The Robertsons have a fundamental mistrust of authority that has mellowed into a playful relationship with rules. Their long hair and beards must have once been a middle finger at the man and his boring office life, but times have changed, and not just because by making a fortune, the Robertsons have become the man themselves. (Though this is the central tension between Willie and his whole family: They know he's made them self-sufficient and rich, but they just cannot respect a boss.) The anti-authoritarian, working-class ethos that the Robertsons espouse probably had them as Dixie Democrats if not flat-out populists decades ago.

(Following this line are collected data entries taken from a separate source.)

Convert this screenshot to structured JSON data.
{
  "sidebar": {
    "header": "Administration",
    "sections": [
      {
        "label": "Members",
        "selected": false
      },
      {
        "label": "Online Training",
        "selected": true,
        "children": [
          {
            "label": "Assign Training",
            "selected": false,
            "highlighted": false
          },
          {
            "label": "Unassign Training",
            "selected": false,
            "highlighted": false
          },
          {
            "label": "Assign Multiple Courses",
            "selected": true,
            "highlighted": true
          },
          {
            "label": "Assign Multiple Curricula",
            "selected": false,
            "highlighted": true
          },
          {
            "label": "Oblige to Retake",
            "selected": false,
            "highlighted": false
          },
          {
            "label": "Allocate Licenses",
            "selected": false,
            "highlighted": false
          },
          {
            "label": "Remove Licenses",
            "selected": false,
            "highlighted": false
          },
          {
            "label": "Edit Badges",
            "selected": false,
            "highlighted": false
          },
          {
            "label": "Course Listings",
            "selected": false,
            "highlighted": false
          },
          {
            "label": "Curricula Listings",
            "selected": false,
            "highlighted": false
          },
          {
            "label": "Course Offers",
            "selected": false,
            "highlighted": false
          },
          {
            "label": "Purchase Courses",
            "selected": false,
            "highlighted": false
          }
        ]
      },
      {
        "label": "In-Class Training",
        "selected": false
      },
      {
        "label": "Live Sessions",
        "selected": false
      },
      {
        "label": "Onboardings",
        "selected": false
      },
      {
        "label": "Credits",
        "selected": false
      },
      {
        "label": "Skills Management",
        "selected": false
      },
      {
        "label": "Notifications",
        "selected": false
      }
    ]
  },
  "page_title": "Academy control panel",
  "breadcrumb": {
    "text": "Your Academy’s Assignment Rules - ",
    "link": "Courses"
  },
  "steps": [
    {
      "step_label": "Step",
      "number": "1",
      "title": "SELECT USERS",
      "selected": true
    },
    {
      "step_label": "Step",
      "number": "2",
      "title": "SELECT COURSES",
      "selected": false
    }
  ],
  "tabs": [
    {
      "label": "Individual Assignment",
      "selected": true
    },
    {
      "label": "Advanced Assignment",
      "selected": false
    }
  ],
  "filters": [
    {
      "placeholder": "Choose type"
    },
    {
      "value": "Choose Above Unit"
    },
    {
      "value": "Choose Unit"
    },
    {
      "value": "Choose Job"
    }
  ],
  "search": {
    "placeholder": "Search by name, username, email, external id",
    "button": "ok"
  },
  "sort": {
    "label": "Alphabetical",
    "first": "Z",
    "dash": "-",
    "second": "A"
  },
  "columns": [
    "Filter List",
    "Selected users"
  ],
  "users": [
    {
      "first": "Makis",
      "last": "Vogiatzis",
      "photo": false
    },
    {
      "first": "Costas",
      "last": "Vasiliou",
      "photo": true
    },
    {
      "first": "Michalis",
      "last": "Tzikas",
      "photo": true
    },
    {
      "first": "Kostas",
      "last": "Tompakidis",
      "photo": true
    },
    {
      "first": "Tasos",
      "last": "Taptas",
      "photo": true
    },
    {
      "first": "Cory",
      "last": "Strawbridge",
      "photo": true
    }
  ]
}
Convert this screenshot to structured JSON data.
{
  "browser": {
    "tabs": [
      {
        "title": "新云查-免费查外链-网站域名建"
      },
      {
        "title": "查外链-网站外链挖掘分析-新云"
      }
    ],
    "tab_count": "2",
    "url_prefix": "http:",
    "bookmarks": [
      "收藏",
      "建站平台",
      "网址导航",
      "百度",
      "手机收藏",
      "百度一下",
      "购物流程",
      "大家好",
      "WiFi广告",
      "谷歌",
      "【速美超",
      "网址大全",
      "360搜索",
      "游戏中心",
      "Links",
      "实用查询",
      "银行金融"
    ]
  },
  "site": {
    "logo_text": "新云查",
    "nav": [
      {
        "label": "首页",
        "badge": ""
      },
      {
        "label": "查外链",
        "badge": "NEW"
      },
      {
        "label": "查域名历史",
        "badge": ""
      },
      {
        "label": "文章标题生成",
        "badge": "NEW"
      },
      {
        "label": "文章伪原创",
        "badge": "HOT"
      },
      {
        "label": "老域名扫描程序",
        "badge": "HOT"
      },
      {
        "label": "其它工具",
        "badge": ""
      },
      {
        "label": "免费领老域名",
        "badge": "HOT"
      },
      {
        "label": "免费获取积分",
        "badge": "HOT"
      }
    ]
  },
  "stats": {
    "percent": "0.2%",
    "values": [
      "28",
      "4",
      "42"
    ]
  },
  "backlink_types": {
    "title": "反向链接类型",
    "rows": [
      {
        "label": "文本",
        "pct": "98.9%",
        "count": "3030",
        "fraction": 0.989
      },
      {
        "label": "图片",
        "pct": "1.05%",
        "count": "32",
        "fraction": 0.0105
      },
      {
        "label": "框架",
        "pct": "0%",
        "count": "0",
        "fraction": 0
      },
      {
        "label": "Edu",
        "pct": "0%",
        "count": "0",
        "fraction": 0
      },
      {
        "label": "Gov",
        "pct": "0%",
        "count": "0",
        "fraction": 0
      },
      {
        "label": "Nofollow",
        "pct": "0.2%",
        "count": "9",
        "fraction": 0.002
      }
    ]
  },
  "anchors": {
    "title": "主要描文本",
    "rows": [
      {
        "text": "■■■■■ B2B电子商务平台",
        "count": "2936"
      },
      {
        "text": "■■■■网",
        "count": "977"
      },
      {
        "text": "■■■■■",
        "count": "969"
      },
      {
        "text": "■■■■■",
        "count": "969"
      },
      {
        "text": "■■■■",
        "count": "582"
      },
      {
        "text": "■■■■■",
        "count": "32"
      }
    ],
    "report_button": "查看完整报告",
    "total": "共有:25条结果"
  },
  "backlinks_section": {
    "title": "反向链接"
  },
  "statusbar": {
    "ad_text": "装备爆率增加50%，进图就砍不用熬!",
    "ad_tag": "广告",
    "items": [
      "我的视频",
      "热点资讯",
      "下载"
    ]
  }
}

Now, because they love guns and Jesus, their anti-authoritarian, working-class ethos has them complaining about “liberal society,” doing ride-alongs with cops, and scoffing at hippies, even though, to the vast majority of Americans, hippies are exactly what the Robertsons look like.
I suspect that one of the reasons that "Duck Dynasty" has been so successful is that it is actually dog whistling to the men it is aiming for on the right frequency: Not only is it really funny, it’s about a bunch of guys who have not been sanded down for network TV. Because “Duck Dynasty” is a reality show, it’s allowed to be culturally, politically and socially complicated about class and religion and the South in a way network comedies with their mandate to appeal to everyone cannot be. "Duck Dynasty" is a better sitcom for all the freedom being a reality show brings it.